Breast cancers arising in carriers of mutations in the breast cancer susceptibility genes, BRCA1 and BRCA2 , differ histologically from each other and from breast cancers unselected for a family history. However, a substantial proportion of families with multiple cases of breast cancer is not attributable to these two genes (non- BRCA1/2 families). We have now characterized the pathology of 82 breast cancers from non- BRCA1 / 2 families. Breast cancers in non- BRCA1/2 families were of lower grade ( P = 0.0018), showed fewer mitoses ( P < 0.0001), less nuclear pleomorphism ( P = 0.0014), less lymphocytic infiltrate ( P < 0.0001), a lesser extent of the tumor with a continuous pushing margin ( P = 0.004), a lesser extent of the tumor composed of solid sheets of cells ( P = 0.0047), less necrosis ( P = 0.002), and were more likely to be of invasive lobular type ( P = 0.0003) than breast cancers arising in BRCA1 mutation carriers.
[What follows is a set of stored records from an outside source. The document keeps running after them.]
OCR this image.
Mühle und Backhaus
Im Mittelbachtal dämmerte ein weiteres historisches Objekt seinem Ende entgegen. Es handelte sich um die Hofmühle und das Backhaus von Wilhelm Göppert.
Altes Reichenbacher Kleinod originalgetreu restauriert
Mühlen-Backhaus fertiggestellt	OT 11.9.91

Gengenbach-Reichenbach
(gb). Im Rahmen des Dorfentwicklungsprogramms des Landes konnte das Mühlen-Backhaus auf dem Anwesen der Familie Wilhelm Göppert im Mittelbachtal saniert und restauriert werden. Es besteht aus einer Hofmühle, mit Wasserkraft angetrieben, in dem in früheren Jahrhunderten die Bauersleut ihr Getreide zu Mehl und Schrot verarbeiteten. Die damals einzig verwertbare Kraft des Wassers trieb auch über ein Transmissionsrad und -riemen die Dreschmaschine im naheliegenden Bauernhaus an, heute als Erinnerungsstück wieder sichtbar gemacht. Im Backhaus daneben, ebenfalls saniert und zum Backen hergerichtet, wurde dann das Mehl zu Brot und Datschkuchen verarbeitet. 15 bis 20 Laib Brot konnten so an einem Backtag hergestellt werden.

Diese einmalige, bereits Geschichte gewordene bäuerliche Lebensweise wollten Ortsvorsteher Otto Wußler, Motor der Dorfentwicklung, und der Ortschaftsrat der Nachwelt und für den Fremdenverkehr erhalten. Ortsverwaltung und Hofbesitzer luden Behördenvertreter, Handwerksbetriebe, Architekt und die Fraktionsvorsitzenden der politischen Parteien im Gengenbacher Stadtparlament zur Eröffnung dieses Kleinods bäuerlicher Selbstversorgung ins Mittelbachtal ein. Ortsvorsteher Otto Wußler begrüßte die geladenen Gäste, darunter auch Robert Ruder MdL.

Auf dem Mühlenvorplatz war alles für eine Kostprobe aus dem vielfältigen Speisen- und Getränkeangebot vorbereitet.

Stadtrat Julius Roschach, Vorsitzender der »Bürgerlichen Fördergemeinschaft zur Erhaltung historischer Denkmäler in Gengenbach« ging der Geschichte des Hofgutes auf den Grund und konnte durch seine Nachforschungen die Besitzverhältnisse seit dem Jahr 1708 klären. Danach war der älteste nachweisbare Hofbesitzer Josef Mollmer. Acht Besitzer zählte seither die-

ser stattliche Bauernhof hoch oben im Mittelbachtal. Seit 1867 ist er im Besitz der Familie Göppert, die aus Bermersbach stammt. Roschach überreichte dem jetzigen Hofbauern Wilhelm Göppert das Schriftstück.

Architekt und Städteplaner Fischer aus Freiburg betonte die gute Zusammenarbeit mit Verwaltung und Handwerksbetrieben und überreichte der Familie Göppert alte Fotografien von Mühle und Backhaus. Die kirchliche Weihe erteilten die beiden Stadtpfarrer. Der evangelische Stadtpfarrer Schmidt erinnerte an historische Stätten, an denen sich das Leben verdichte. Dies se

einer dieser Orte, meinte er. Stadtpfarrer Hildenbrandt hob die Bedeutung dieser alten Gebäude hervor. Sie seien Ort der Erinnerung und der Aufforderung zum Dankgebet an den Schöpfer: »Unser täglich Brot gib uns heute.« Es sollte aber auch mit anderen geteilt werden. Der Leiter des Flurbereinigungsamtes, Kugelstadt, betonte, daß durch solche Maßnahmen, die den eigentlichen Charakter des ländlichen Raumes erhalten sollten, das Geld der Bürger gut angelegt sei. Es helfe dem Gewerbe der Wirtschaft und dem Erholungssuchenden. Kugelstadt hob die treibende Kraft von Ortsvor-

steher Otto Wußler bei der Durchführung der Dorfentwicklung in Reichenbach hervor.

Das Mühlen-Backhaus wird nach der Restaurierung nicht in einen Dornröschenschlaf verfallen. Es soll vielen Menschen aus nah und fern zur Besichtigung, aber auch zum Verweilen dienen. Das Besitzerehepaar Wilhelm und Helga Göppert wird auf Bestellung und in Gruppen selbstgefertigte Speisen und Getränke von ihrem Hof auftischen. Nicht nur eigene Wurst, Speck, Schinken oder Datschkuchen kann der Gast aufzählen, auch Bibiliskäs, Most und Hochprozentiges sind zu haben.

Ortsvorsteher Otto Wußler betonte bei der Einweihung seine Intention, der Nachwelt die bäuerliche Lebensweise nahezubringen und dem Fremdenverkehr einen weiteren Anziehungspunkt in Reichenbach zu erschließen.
In comparison with BRCA2 tumors, non- BRCA1 /2 tumors were lower grade ( P = 0.017) and exhibited less pleomorphism ( P = 0.01) and more tubule formation ( P = 0.05). In comparison with control breast cancers unselected for a family history of the disease, non- BRCA1 /2 tumors were of significantly lower grade ( P = 0.001), showed less pleomorphism ( P = 0.0002), and had a lower mitotic count ( P = 0.003). The results indicate that non- BRCA1/2 breast cancers differ histologically from both BRCA1 and BRCA2 breast cancers and are overall of lower grade. They also suggest that non- BRCA1/2 breast cancers differ from nonfamilial breast cancers, but these differences may be attributable to various types of bias.